In this notebook I 
- explain why optimization using Optim might be problematic when a function has several local minima/maxima,
- and show how one can get around this problem using brute force.

# The problem of several local extrema

As an example consider
$$f(x, y) = -cos(x^2 + y^2) / (1 + x^2 + y^2)$$
which is plotted below. (If you do not get the code that produces the figure, don't worry. This is not the point here.)

This function has a global minimum at (0,0) but there are other local minima as well.

In [1]:
using Plots
Plots.pyplot()

n = 50
x = linspace(-3, 3, n)
y = x

z = Array{Float64}(n, n)
ff(x, y) = -cos(x^2 + y^2) / (1 + x^2 + y^2)
for i in 1:n
    for j in 1:n
        z[j, i] = ff(x[i], y[j])
    end
end

Plots.surface(x, y, z')

What happens if we use Optim to find the minimum of the function? Let us first do so with a starting value close to the actual minimum:

In [5]:
using Optim

f(x)=-cos(x[1]^2 + x[2]^2) / (1 + x[1]^2 + x[2]^2)
optimize(f,[1.0,1.0])

Results of Optimization Algorithm
 * Algorithm: Nelder-Mead
 * Starting Point: [1.0,1.0]
 * Minimizer: [4.814921383473578e-6,1.9834633345044047e-6, ...]
 * Minimum: -1.000000e+00
 * Iterations: 33
 * Convergence: true
   *  √(Σ(yᵢ-ȳ)²)/n < 1.0e-08: true
   * Reached Maximum Number of Iterations: false
 * Objective Calls: 69

That worked well: Optim found the actual global minimum at (0,0).

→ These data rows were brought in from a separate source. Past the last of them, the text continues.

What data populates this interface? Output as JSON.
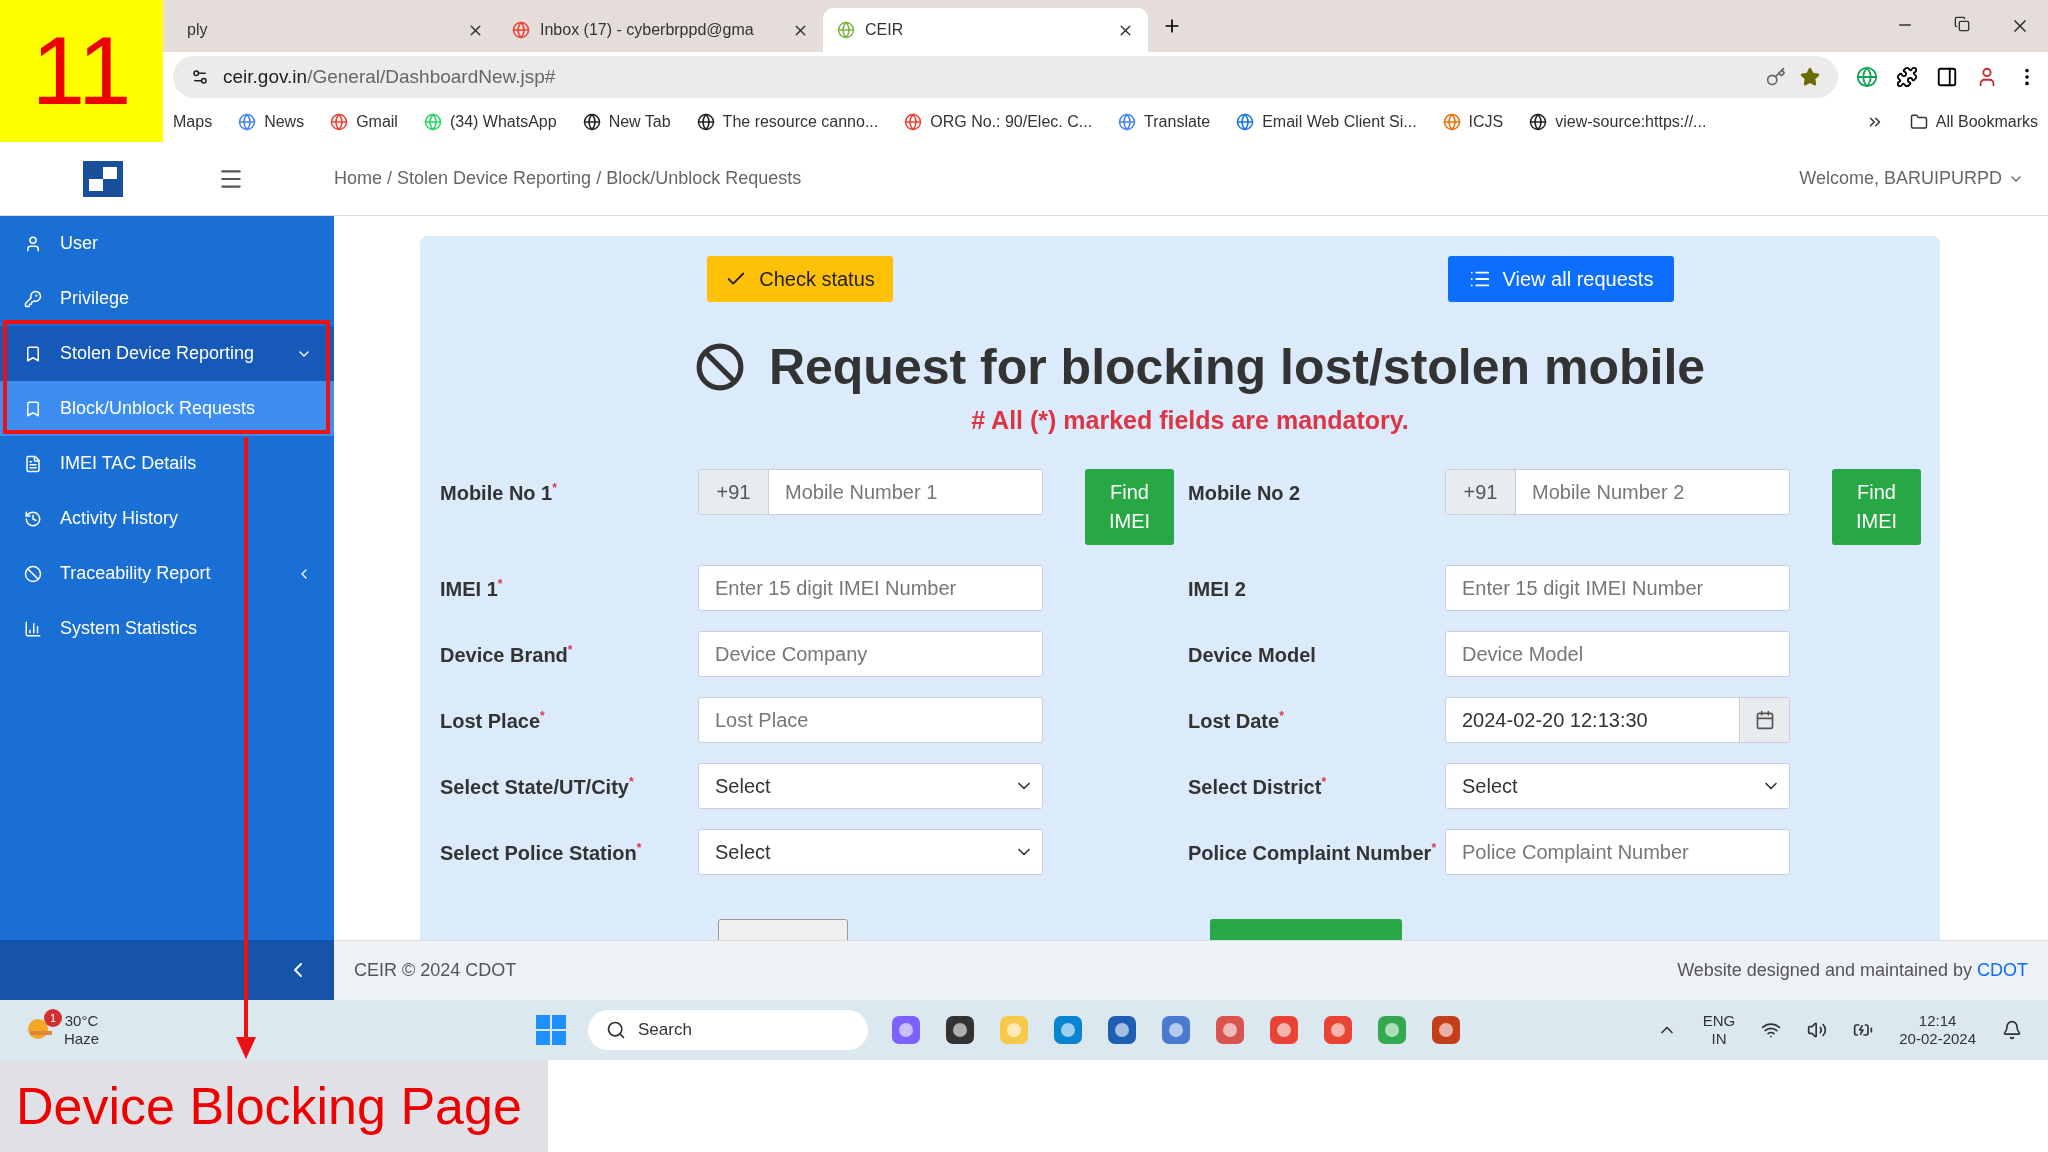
{
  "slide_number": "11",
  "caption": "Device Blocking Page",
  "browser": {
    "tabs": [
      {
        "title": "ply",
        "selected": false
      },
      {
        "title": "Inbox (17) - cyberbrppd@gma",
        "selected": false
      },
      {
        "title": "CEIR",
        "selected": true
      }
    ],
    "url_host": "ceir.gov.in",
    "url_path": "/General/DashboardNew.jsp#",
    "bookmarks": [
      "Maps",
      "News",
      "Gmail",
      "(34) WhatsApp",
      "New Tab",
      "The resource canno...",
      "ORG No.: 90/Elec. C...",
      "Translate",
      "Email Web Client Si...",
      "ICJS",
      "view-source:https://..."
    ],
    "all_bookmarks": "All Bookmarks"
  },
  "header": {
    "breadcrumb": "Home / Stolen Device Reporting / Block/Unblock Requests",
    "welcome": "Welcome, BARUIPURPD"
  },
  "sidebar": {
    "items": [
      {
        "label": "User",
        "submenu": false,
        "expanded": false,
        "selected": false
      },
      {
        "label": "Privilege",
        "submenu": false,
        "expanded": false,
        "selected": false
      },
      {
        "label": "Stolen Device Reporting",
        "submenu": true,
        "expanded": true,
        "selected": false,
        "children": [
          {
            "label": "Block/Unblock Requests",
            "selected": true
          }
        ]
      },
      {
        "label": "IMEI TAC Details",
        "submenu": false,
        "expanded": false,
        "selected": false
      },
      {
        "label": "Activity History",
        "submenu": false,
        "expanded": false,
        "selected": false
      },
      {
        "label": "Traceability Report",
        "submenu": true,
        "expanded": false,
        "selected": false
      },
      {
        "label": "System Statistics",
        "submenu": false,
        "expanded": false,
        "selected": false
      }
    ]
  },
  "form": {
    "check_status": "Check status",
    "view_all": "View all requests",
    "title": "Request for blocking lost/stolen mobile",
    "note": "# All (*) marked fields are mandatory.",
    "required_mark": "*",
    "fields": [
      {
        "kind": "phone",
        "label": "Mobile No 1",
        "required": true,
        "prefix": "+91",
        "placeholder": "Mobile Number 1",
        "button": "Find IMEI"
      },
      {
        "kind": "phone",
        "label": "Mobile No 2",
        "required": false,
        "prefix": "+91",
        "placeholder": "Mobile Number 2",
        "button": "Find IMEI"
      },
      {
        "kind": "text",
        "label": "IMEI 1",
        "required": true,
        "placeholder": "Enter 15 digit IMEI Number"
      },
      {
        "kind": "text",
        "label": "IMEI 2",
        "required": false,
        "placeholder": "Enter 15 digit IMEI Number"
      },
      {
        "kind": "text",
        "label": "Device Brand",
        "required": true,
        "placeholder": "Device Company"
      },
      {
        "kind": "text",
        "label": "Device Model",
        "required": false,
        "placeholder": "Device Model"
      },
      {
        "kind": "text",
        "label": "Lost Place",
        "required": true,
        "placeholder": "Lost Place"
      },
      {
        "kind": "date",
        "label": "Lost Date",
        "required": true,
        "value": "2024-02-20 12:13:30"
      },
      {
        "kind": "select",
        "label": "Select State/UT/City",
        "required": true,
        "value": "Select"
      },
      {
        "kind": "select",
        "label": "Select District",
        "required": true,
        "value": "Select"
      },
      {
        "kind": "select",
        "label": "Select Police Station",
        "required": true,
        "value": "Select"
      },
      {
        "kind": "text",
        "label": "Police Complaint Number",
        "required": true,
        "placeholder": "Police Complaint Number"
      }
    ]
  },
  "footer": {
    "copyright": "CEIR © 2024 CDOT",
    "credit": "Website designed and maintained by ",
    "credit_link": "CDOT"
  },
  "taskbar": {
    "temperature": "30°C",
    "weather": "Haze",
    "weather_badge": "1",
    "search": "Search",
    "language": "ENG",
    "region": "IN",
    "time": "12:14",
    "date": "20-02-2024"
  }
}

What it we had chosen a starting value somewhat further away from the global minimum?

In [7]:
optimize(f,[2.0,2.0])

Results of Optimization Algorithm
 * Algorithm: Nelder-Mead
 * Starting Point: [2.0,2.0]
 * Minimizer: [2.474714440666139,2.5234879156574612]
 * Minimum: -7.391312e-02
 * Iterations: 21
 * Convergence: true
   *  √(Σ(yᵢ-ȳ)²)/n < 1.0e-08: true
   * Reached Maximum Number of Iterations: false
 * Objective Calls: 43

This did not work well: Optim got stuck in one of the local minima.

The summary is: If your function has several local minima, optimization algorithms might get stuck in local minima. In particular if the starting value is far from the actual optimum. So what can we do when we suspect that our problem has several local extrema and we do not know (as above) where those extrema are?

There are several ways to approach this. One possibiity is to run Optim several times with different starting values and see which result is the one giving you the lowest value for the Minimum (this is then hopefully the global minimum). 

Another method is brute force: You evaluate the function on a very fine grid of points and take the point that gave the lowest function value as the minimum (even better you could use this point as starting point for Optim). If your function is continuous and your grid is fine enough this method will find the global minimum (approximately). The downside is that your computer has to do a lot of function evaluations which can take some time if your problem is complicated. In fact, computation time is exponentially increasing in the number of dimensions and therefore this method is ony suitable if you optimize over few variables (like 2,3, or 4 variables). 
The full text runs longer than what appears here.